Comparez ceci avec :

Tous les hommes sont mortels ;
un noir est un homme,
donc un noir est mortel.

Le haïku n’a pas une connexion logique de prémisse et de conclusion, mais il existe quelque subtile similarité entre lui et le syllogisme. Le « bruit de l’eau » est contenu, par implication, dans « la vieille mare » tout comme « un noir est mortel » est contenu dans « tous les hommes sont mortels ». Il y a une levée, une suspension et une retombée de sens poétique dans l’un comme il n’y a pas de portée intellectuelle dans l’autre. Il n’y a rien de nouveau dans aucun des deux, mais de la satisfaction raisonneuse dans l’un et du sens poétique dans l’autre.
La forme 5/7/5 a été conservée assez strictement jusqu’aux temps modernes. Certains haïkus, cependant, furent extrêmement irréguliers. Le suivant, par Kikaku, un des disciples de Bashô, est en 8/8/5 :

Neko ni kuwareshi wo / kôrogi no tsuma wa / sudakuran

Mangée par un chat
la grillonne grésillera
son chant funèbre

Les versets suivants, par Bashô lui-même, sont très irréguliers :
8/7/5 :

Bashô nowake shite / tarai ni ame wo / kiku yo kana

Le bananier dans l’orage automnal,
La pluie gouttant dans le baquet –
Écoutant cette nuit

10/7/5 :

Ro no koe nami wo utte / harawata kôru / yo ya namida

Une nuit à geler les intestins;
Le son de la rame frappant la vague –
Larmes.

5/10/5 :

Kare-eda ni / karasu no tomaritaruya / aki no kure
°

° = forme originelle de ce fameux verset.

Sur une branche desséchée
Un corbeau est perché ;
Un soir d’automne.

6/8/5 :

Tsutsuji ikete / sono kage ni hidara / saku onna

Derrière un pot d’azalées,
Une femme déchirant
de la morue sèche.

Des versets de plus de 17 mores ont été monnaie courante depuis les temps les plus anciens, mais ceux de moins de 17 mores sont rares.

un haiku de Buson (de 16
mores), déjà cité, dit :

Ochi kochi / ochi kochi to utsu / kinuta kana

çà et là
là et çà,
frappant les battoirs

La chose étrange à propos de ce verset est qu’il donne une impression de longueur, d’une infinité de sons.
On peut mentionner que les waka montrent aussi une pareille irrégularité de forme, bien que dans une moindre mesure.
Au rythme régulier de 5/7/5 se superpose souvent un schéma rythmique ou une division syllabique plutôt différents. Dans le haïku suivant de Shiki, par exemple, la forme tripartite est rhétoriquement binaire, se divisant entre kite et haregi :

Hatsu-shibai mite kite / haregi mada nugazu

Dans ses plus beaux atours –
Revenant de la première pièce de théâtre de l’année –
Pas encore ôtés °

° = parlant toujours avec excitation de ce qu’elle vient de voir.
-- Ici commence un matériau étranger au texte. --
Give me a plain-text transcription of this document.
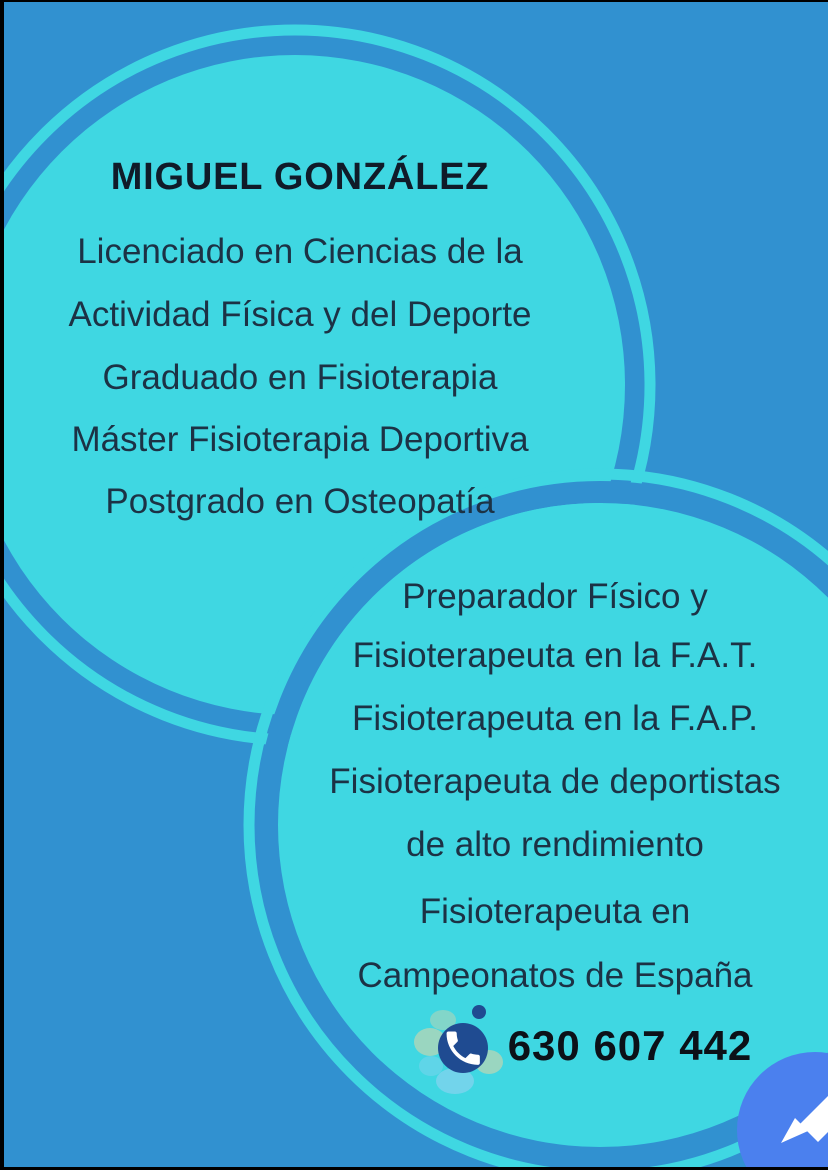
MIGUEL GONZÁLEZ
Licenciado en Ciencias de la
Actividad Física y del Deporte
Graduado en Fisioterapia
Máster Fisioterapia Deportiva
Postgrado en Osteopatía
Preparador Físico y
Fisioterapeuta en la F.A.T.
Fisioterapeuta en la F.A.P.
Fisioterapeuta de deportistas
de alto rendimiento
Fisioterapeuta en
Campeonatos de España
630 607 442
Dans le verset suivant, de Bashô, la division est quadripartite :

Saru o kiku hito / sutego ni / aki no kaze / ikani

Triste au cri du singe,
voyant l’enfant abandonné au vent d’automne,
comment se sentirait-il ?

Le rythme 5/7 qui a régné sur la poésie japonaise depuis tant de siècles a été récemment remis en question. Nous trouvons maintenant des « haïkus » tels que :

kage mo medaka

avec leurs ombres,
les killies

Seisensui.

Oba san / nôzenkatsura / sakimashita / nôzenkastura

Tante,
Une grande trompette fleur a fleuri,
une grande trompette fleur !

Ippekiro.

Les conservateurs attribuent cette rupture d’avec les conventions poétiques aux influences
étrangères, et c’est en partie exact, sans l’ombre d’un doute. Hashi Maseki, dans son livre
Conférence sur l’Histoire du Haïku dit aussi que ce changement est causé par
la perte du respect pour le renga, et par la perte de sa pratique, cela étant dû à l’influence de Shiki, et,
en fin de compte, aux mêmes influences étrangères.